The call of the wild rings out in Alaska, where caribou outnumber people and brown bears hunt salmon like eager fishermen. Once considered a frozen wasteland, this is America’s last frontier.
The Gates of the Arctic in Bettles (200 miles northwest of Fairbanks), Alaska provides the opportunity of a lifetime for the ultimate extreme wilderness experience. Recreation activities such as: backpacking, hunting, river running, mountaineering, dog mushing, and nature watching are all on the cards, though you will have to bring along your own equipment, you can conveniently rent gear in any of the surrounding cities. The park spans over approx 8,500,000 acres and no other national parks are found beyond this northern point. This is the truest definition of the wild and great outdoors.

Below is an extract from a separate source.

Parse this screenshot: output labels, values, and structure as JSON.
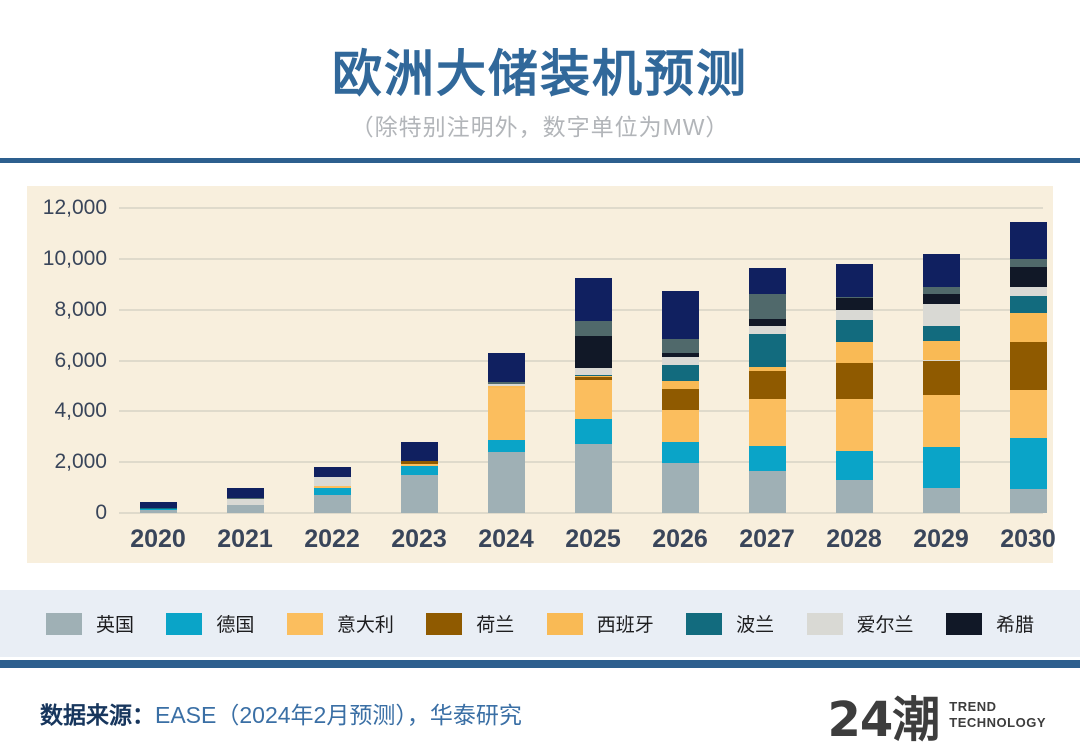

When I say extreme, I really do mean it, this is not for the fainthearted or inexperienced wannabe outdoor adventurer. Once you depart from the city you’re unlikely to encounter another human being for the duration of your trek.
This is pristine untouched wilderness as you have never experienced. Visitors must fly or hike in to the preserve as there are there are no roads or trails in to the park. There are local air carriers that depart from Fairbanks and you will find a number of experienced local guides that are willing to lend their expertise on your trip (at a cost of course).

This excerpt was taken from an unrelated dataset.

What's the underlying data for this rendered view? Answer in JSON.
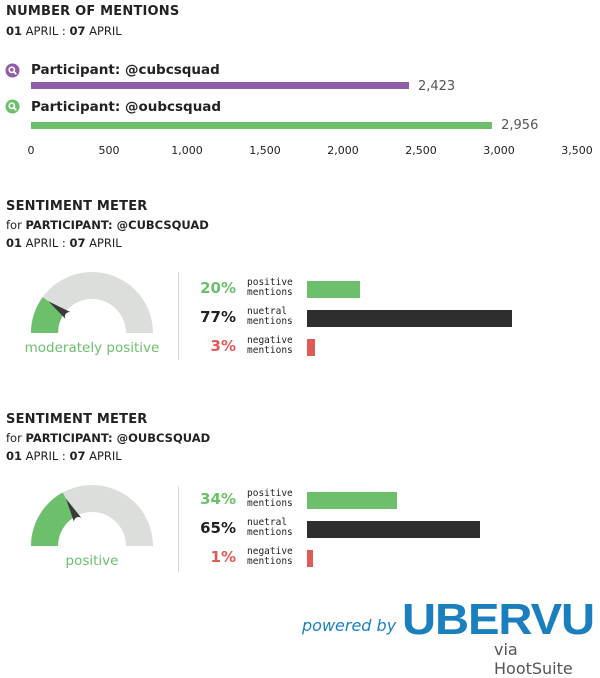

Mother nature can be terribly unforgiving and without local knowledge you are putting your life at risk. Moose, bear and wolf attacks on humans are very real dangers here, though fatalities are rare, you may encounter these animals and if so it’s imperative that you keep your distance at all times and take the necessary safety precautions. We strongly advise taking up the services of a local experienced guide who knows the terrain and the dangers it can pose.
You are on your own once you enter the park and this means that you are at the mercy of Mother Nature. There is no cell phone service and you are responsible for making your own extraction arrangements. This is not a trip to be taken lightly and it requires meticulous advanced planning and preparation. I cannot stress this enough. With all that said, if you do plan a trip to the preserve you are in for a once in a lifetime unforgettable outdoors experience that you will cherish for the rest of your life.
Needless to say you won’t find anybody manning a booth or shack waiting to punch your ticket at the entrance to the park as this is about as remote as it gets travelling in the US. Access to the park is free of charge and the park is managed by the National Park Services but there are no support services located in the park.
Accessible year round but we strongly advise hiking or travelling during daylight in Spring and Summer.